It is never dull in The Industry. Here are some of the more interesting stories/happenings from this week.
When you are shopping online it is always a good idea to keep your wits about you. If a deal seems to good to be true, it most likely is. Brian Krebs wrote this week about a scheme that sells name brand products at 30% off, only, they don’t. Sure, they take your credit card information and charge you, but if you receive anything at all, it is a cheap knock off.
In other news, AT&T has confirmed that they were the victim of malicious insiders during a two week period in April. AT&T has stated that three employees of one of their service providers were accessing customer information without permission, including Social Security numbers and DOBs. The perpetrators were apparently trying to obtain unlock codes to remove devices from AT&T’s network.
It is interesting the number of breaches that are coming from vendors/service providers. The Target breach last December, and now AT&T. Enterprises may want to start really vetting who is allowed to connect to their networks because it is an obvious route for compromise.
Surprising no one in The Industry, an Android phone has been shipped that contains malware by default. The malware, disguised as the Google Play Store, gives the criminals full access to the phone and all of the personal information on it. The malware cannot be removed as it is integrated into the devices firmware.
Where does the purloined data go you ask? Why, to an anonymous server in China of course. The only surprise in this story is that it took this long to happen and that the devices are still for sale at large online retailers.
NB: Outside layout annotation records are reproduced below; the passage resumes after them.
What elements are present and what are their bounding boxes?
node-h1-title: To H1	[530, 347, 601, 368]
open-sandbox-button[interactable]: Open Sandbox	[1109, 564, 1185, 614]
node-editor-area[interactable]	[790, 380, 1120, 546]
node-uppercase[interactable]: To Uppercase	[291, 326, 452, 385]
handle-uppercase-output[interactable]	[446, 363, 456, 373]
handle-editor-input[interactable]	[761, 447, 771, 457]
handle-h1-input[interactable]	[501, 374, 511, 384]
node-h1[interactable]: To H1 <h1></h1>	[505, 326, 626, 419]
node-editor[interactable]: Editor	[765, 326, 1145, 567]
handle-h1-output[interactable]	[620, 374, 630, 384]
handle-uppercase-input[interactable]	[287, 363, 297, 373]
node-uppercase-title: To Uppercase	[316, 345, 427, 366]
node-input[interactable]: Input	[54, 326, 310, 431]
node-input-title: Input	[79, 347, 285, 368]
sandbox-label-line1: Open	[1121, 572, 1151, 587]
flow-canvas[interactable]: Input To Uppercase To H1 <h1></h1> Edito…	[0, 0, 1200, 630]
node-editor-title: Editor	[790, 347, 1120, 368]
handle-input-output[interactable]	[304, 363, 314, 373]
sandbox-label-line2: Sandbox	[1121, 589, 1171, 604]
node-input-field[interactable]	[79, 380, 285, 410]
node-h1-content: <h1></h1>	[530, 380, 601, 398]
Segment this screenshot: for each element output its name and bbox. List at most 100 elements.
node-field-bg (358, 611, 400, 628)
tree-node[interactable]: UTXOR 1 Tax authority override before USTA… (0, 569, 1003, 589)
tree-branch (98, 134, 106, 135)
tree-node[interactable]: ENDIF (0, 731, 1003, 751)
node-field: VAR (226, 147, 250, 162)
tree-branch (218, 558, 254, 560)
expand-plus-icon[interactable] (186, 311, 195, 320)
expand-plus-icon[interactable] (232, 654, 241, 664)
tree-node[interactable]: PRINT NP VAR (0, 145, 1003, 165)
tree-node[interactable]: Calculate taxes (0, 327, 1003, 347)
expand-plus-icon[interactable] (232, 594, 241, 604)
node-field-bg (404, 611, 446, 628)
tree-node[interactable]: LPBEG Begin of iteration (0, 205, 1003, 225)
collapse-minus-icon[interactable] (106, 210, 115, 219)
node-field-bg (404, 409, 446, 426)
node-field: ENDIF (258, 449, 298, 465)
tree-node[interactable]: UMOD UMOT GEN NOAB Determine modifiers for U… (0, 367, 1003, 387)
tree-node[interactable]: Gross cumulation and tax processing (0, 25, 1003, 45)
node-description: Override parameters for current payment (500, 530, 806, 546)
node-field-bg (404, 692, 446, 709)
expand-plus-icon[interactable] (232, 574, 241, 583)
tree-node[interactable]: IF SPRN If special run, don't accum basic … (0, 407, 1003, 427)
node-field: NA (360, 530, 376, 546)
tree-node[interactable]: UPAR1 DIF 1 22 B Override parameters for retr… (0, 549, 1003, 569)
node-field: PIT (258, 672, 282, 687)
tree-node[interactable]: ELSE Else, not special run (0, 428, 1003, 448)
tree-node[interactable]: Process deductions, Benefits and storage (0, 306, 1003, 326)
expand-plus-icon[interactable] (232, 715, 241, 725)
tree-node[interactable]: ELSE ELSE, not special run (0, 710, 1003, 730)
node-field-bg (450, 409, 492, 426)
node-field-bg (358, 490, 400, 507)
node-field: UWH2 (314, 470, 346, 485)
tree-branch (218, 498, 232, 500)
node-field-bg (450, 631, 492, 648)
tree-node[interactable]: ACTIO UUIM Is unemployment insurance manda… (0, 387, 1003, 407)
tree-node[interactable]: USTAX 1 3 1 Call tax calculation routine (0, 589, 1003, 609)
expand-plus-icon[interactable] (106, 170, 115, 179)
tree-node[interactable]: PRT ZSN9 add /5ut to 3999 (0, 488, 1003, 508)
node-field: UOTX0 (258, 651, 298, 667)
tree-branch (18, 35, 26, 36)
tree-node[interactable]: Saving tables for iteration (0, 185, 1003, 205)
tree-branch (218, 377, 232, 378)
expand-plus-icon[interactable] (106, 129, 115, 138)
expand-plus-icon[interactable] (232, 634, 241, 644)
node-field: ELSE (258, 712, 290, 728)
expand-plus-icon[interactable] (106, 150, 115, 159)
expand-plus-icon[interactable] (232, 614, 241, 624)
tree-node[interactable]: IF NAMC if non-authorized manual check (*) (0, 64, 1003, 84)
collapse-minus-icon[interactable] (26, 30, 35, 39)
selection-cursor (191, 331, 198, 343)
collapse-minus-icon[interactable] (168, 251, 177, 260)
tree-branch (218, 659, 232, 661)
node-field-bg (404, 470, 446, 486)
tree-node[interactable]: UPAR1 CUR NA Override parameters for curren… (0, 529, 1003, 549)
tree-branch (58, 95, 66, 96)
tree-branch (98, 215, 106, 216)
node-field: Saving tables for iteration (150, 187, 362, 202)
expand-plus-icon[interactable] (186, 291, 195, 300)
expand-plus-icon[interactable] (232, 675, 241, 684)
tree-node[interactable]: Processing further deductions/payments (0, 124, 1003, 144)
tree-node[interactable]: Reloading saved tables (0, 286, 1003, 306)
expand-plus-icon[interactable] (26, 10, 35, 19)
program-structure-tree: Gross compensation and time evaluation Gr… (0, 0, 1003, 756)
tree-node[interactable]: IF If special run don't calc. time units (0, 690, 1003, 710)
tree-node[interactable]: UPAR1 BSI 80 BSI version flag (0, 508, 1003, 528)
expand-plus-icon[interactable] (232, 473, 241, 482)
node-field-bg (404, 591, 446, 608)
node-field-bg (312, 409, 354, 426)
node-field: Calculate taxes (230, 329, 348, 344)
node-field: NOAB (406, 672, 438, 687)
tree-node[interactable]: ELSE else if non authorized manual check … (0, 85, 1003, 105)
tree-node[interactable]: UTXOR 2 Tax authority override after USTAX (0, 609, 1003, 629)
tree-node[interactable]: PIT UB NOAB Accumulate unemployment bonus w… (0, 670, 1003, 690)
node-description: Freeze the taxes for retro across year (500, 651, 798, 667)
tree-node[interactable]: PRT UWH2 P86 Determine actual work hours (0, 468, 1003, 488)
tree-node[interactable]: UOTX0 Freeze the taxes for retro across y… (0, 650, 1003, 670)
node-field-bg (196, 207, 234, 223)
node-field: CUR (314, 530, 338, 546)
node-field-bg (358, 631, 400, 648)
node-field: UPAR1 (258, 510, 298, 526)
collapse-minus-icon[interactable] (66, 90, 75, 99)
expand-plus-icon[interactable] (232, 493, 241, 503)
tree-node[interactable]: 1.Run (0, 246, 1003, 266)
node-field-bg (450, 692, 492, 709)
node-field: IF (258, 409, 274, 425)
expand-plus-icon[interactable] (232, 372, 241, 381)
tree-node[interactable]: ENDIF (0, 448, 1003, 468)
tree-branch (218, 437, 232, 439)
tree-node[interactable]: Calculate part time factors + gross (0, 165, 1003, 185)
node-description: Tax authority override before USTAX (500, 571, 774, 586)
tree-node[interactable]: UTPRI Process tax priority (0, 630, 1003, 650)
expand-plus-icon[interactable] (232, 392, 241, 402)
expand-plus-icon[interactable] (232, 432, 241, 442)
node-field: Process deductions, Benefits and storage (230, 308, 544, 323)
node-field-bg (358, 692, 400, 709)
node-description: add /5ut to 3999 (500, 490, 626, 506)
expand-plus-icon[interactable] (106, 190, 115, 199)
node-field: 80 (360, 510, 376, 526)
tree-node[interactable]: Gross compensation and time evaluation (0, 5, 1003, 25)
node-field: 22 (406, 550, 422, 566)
All of you world cup fans need to make sure you are being very careful, whether you are there in person or you are trying to stream the games. From fake wifi hotspots, malicious downloads, or compromised ATMs, criminals are as excited for the games as you are.
For those in Brazil, there are protests going on throughout the country in both the physical and digital world. Keep your wits about you and stay safe.
The FBI has arrested a 20 year old man, Timothy Justin French, also known as Orbit or crisis, for his alleged hacking attacks as part of the NullCrew team. Timothy was tracked down using the same technique the FBI has used to capture other hackers, a snitch. If we have learned anything from the case. It is that snitches don’t get stitches. They get time served.
Some of the other members of the NullCrew team are not sympathetic to Timothy’s arrest. Calling out his poor Opsec and inability to shed old identities. The saying goes, there is no honor among thieves, and apparently that is true for hackers as well.
Illegal Bitcoin mining is becoming more profitable. One enterprising hacker has earned a cool $620,000 by compromising Synology machines. This is not the first time a non-standard system had been used to mine digital currency and it won’t be the last. Remember to look for updates for your systems, even the ones that “just sit there”.
Code Spaces was forced to close their doors after a hacker gained access to their Amazon EC2 control panel. The hacker, in a growing trend of extortion, left Code Spaces a message asking for a large sum of money to fix the issue. When Code Spaces tried to regain access the hacker started deleting data, backups and offsite backups. The cost, both financial and to reputation, is more than Code Spaces could recover from, making them another small business taken out by hackers.
These are just a few of the hacks, breaches and attacks that caught my eye this week.